In the late ‘60’s my husband and I and our three children were living in Dutchess County, NY. We had a small real estate agency and it was through an ad in the NY Times that we had the privilege to meet Amy and her husband Herbert.

Over the years, as we got to know them better, we learned that they had met in a concentration camp during WW II. They were a fascinating couple and we became close friends. My husband came to think of Herbert as his surrogate father.

Now it is over 40 years later and Herbert and my husband have both passed on. Amy is almost 90 but she still remains as bright and vigorous as ever. She speaks many languages, reads better in French than in English and often travels to Holland and Israel.

My daughter, who still lives in the area with her husband, has kept our friendship with Amy on-going. Just last month our oldest son also rekindled the relationship when he helped to remodel her deck.

Amy has an apartment in NY City where she spends most of her weekdays but her country home is her true love. (You can see the lovely view that she has.) Two Sundays ago, while visiting with my children up there, I surprised her with a phone call and a short visit. Both of us were thrilled to get caught up over a cup of coffee and some cookies.
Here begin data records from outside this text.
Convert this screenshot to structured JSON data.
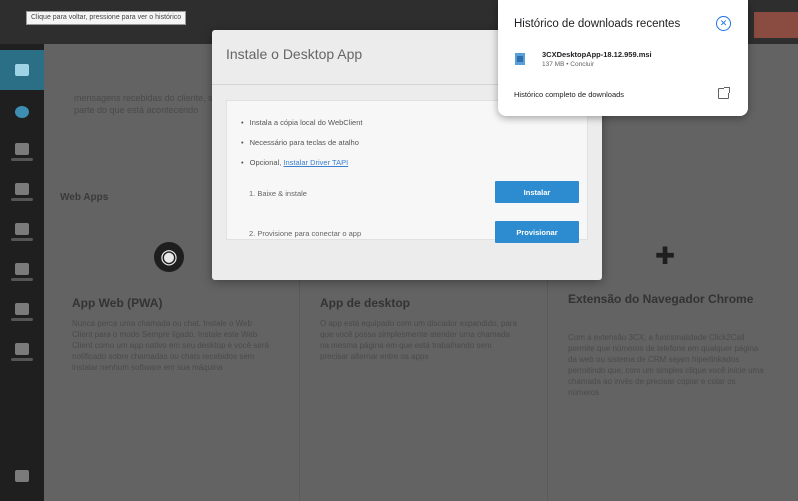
{
  "browser": {
    "back_tooltip": "Clique para voltar, pressione para ver o histórico"
  },
  "main": {
    "intro_text": "mensagens recebidas do cliente, sobre a parte do que está acontecendo",
    "section_title": "Web Apps",
    "cards": [
      {
        "icon": "chrome-icon",
        "title": "App Web (PWA)",
        "description": "Nunca perca uma chamada ou chat. Instale o Web Client para o modo Sempre ligado. Instale este Web Client como um app nativo em seu desktop e você será notificado sobre chamadas ou chats recebidos sem instalar nenhum software em sua máquina"
      },
      {
        "icon": "desktop-app-icon",
        "title": "App de desktop",
        "description": "O app está equipado com um discador expandido, para que você possa simplesmente atender uma chamada na mesma página em que está trabalhando sem precisar alternar entre os apps"
      },
      {
        "icon": "puzzle-icon",
        "title": "Extensão do Navegador Chrome",
        "description": "Com a extensão 3CX, a funcionalidade Click2Call permite que números de telefone em qualquer página da web ou sistema de CRM sejam hiperlinkados permitindo que, com um simples clique você inicie uma chamada ao invés de precisar copiar e colar os números"
      }
    ]
  },
  "modal": {
    "title": "Instale o Desktop App",
    "bullets": {
      "b1": "Instala a cópia local do WebClient",
      "b2": "Necessário para teclas de atalho",
      "b3_prefix": "Opcional, ",
      "b3_link": "Instalar Driver TAPI"
    },
    "step1_text": "1. Baixe & instale",
    "step1_button": "Instalar",
    "step2_text": "2. Provisione para conectar o app",
    "step2_button": "Provisionar"
  },
  "downloads": {
    "title": "Histórico de downloads recentes",
    "file_name": "3CXDesktopApp-18.12.959.msi",
    "file_meta": "137 MB • Concluir",
    "history_link": "Histórico completo de downloads"
  },
  "colors": {
    "accent": "#2c8ccf",
    "chrome_accent": "#1a73e8"
  }
}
I did notice, however, that there were two very lovely wine glasses on the table and Amy said she wanted to open a special bottle of champagne to toast to our long friendship. I really felt bad when I had to say, “Amy, it’s been over 20 years since I’ve had anything alcoholic and I don’t want to jeopardize that.” To say that she was surprised is an understatement but she took it well and we clinked our coffee cups instead !

I treasure the times that we have together and wouldn’t be surprised if she’s still around when I near 90!

7 Comments:

Blogger Anvilcloud said...

You're very strong, Ginnie. Way to be!

5:47 PM  
Blogger RoyalTLady said...

I really enjoy reading your posts. They took me to travel long before I was born into this world.
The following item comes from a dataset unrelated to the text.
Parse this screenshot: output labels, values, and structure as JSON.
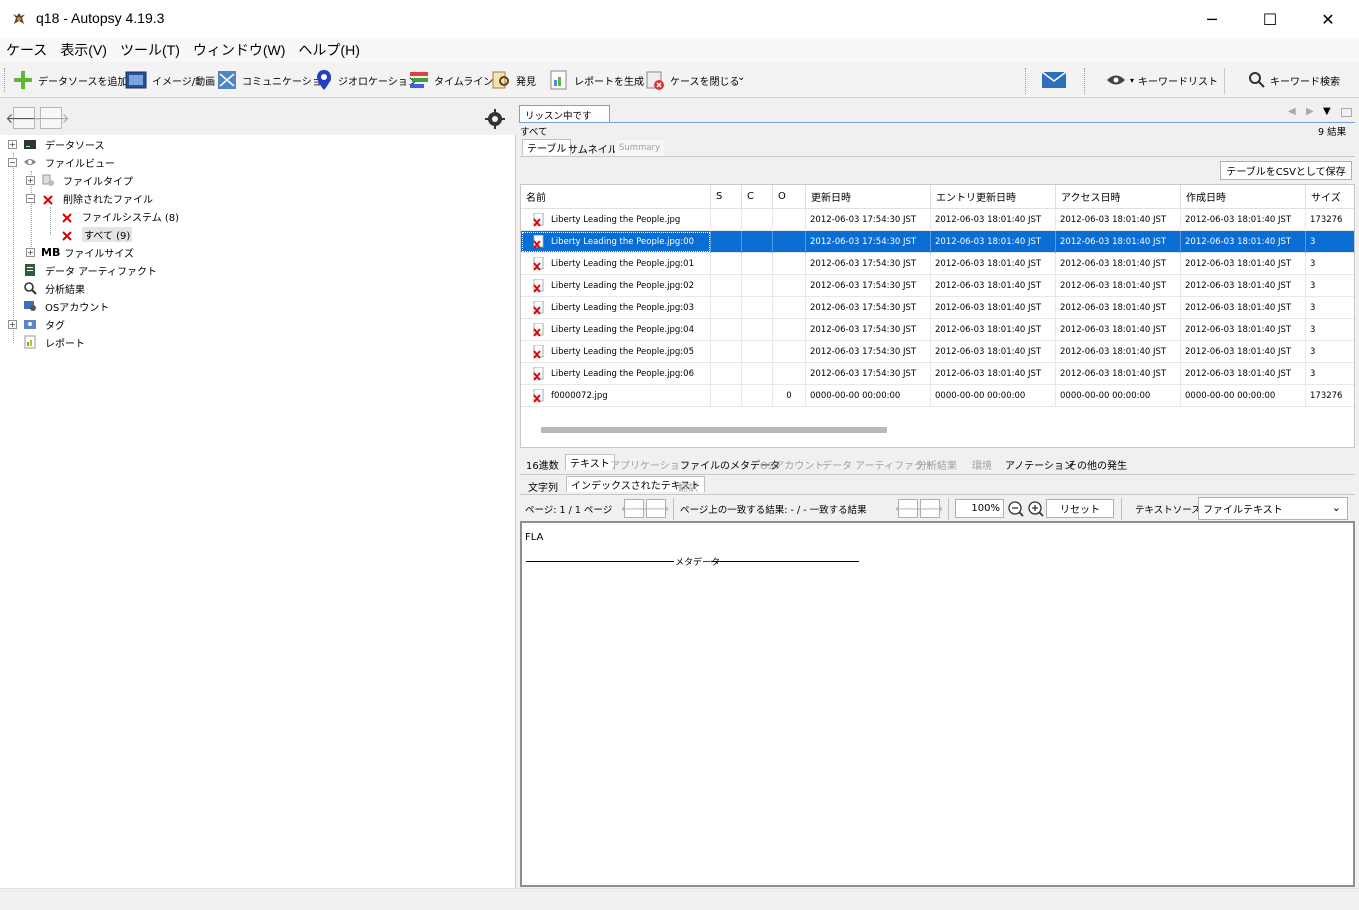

They gave a good insight with such beautiful scribes, pictures and your eloquent language never left me bored.

You have such a great memory of your past and you certainly have lots to share... I respect you for this.

Glad to know you have great friend like Amy and still keep extending the relationship until today.

Wish her well.

8:36 PM  
Blogger kenju said...

How wonderful that you and she can visit and catch up on your longtime friendship!

8:59 PM  
Blogger Tossing Pebbles in the Stream said...
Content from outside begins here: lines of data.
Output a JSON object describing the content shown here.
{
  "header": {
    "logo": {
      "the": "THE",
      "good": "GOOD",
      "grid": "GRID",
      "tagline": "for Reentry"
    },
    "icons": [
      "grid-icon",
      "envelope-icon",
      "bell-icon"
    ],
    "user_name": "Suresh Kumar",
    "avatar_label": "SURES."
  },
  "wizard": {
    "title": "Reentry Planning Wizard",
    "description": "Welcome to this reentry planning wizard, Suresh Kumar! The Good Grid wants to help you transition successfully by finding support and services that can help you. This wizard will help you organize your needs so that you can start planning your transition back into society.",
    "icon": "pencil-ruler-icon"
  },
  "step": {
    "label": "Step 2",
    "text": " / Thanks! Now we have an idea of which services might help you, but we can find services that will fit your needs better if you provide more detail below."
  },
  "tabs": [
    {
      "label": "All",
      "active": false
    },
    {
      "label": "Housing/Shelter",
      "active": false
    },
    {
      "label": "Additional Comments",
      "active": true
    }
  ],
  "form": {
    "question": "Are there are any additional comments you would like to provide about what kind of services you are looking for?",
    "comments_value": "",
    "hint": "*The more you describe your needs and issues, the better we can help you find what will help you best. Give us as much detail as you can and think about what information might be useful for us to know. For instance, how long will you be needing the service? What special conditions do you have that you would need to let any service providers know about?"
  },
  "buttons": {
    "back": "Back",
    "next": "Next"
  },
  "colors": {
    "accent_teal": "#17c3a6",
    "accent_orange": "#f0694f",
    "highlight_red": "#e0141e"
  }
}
It is such a privilege to know wonderful remarkable people. Your friend Amy seems to be such a person. The journey her life has taken must fill her with wonderment daily.

There are few death camp survivors left. Another 10 or 20 years will see them gone along with all the soldiers that liberated Europe. There years of witness to history passing on to recorded history in books and movies and recordings. Future generations will have to work hard to know what was done in those dark times.

When I was a teenager I spent several summers going to a beach on Lake Simcoe, north of Toronto. Nearly every adult, it seemed, of the right age, carried a tatooed number on their arm. Death Camp survivors all. It always impressed me. I only wish I had gotten to know a couple of them and have them share their story.

9:50 AM  
Blogger KGMom said...

Ginnie--it is so wonderful that you were able to connect again with someone who meant so much to you.
And she sounds like a true friend--rolling with whatever, and switching to coffee for a celebratory drink. Why not coffee indeed!

8:25 PM  
Blogger Tossing Pebbles in the Stream said...

I am glad you added her picture to this post.

Have you talked about what she thinks of the anniversary of the taking down of the wall in Berlin?

9:03 AM  
Blogger azahar said...

Good friends are difficult to find. So, when you have one, please be good to him/her. It is good to know that you have been doing just that.